Juan Mena-Segovia, MD, PhD, of Rutgers University received a Parkinson’s Foundation George G. Kaufman Impact Award to study the involvement of a specific brain region called the pedunculopontine nucleus (PPN). This area of the brain has a likely, although unclear, role in gait control, in Parkinson’s disease (PD). This may open new avenues for novel therapeutic approaches during a critical period early in the disease.

Brain areas that control movement undergo a series of changes in Parkinson’s that are not fully understood. It is well known that damage in brain neurons (nerve cells) that produce the chemical dopamine occurs in Parkinson’s. Similar to dopamine neurons, the PPN also undergoes damage in Parkinson’s. Some of its neurons are believed to die during the course of the disease. Researchers have focused on the PPN as a potential target for novel therapies aimed at relieving symptoms such as freezing-of-gait or abnormal posture.

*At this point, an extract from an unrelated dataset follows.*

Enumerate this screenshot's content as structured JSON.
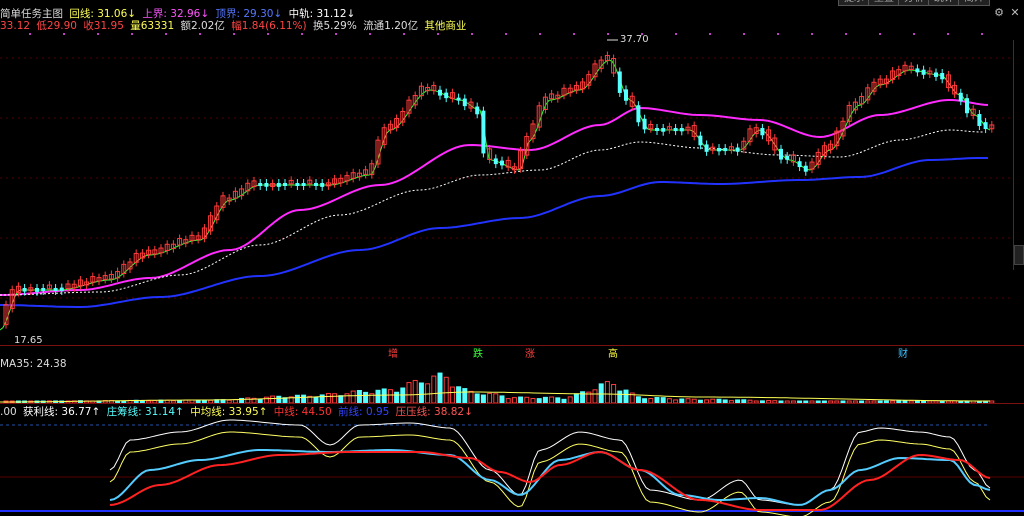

Emerging evidence, however, offers alternative explanations for the nature of the involvement of PPN neurons in Parkinson’s. A recent study revealed that PPN neurons that were believed to be missing may be able to change their identity.

Dr. Mena-Segovia’s lab found that by activating the inhibitory neurons of the PPN that connect with dopamine neurons, they can reproduce symptoms of Parkinson’s, including difficulty in starting or continuing to walk. The findings suggest that the inhibitory signals arising in the PPN may play a role in the activity of dopamine neurons during Parkinson’s.

This research will significantly advance our understanding of dopamine neurons in Parkinson’s.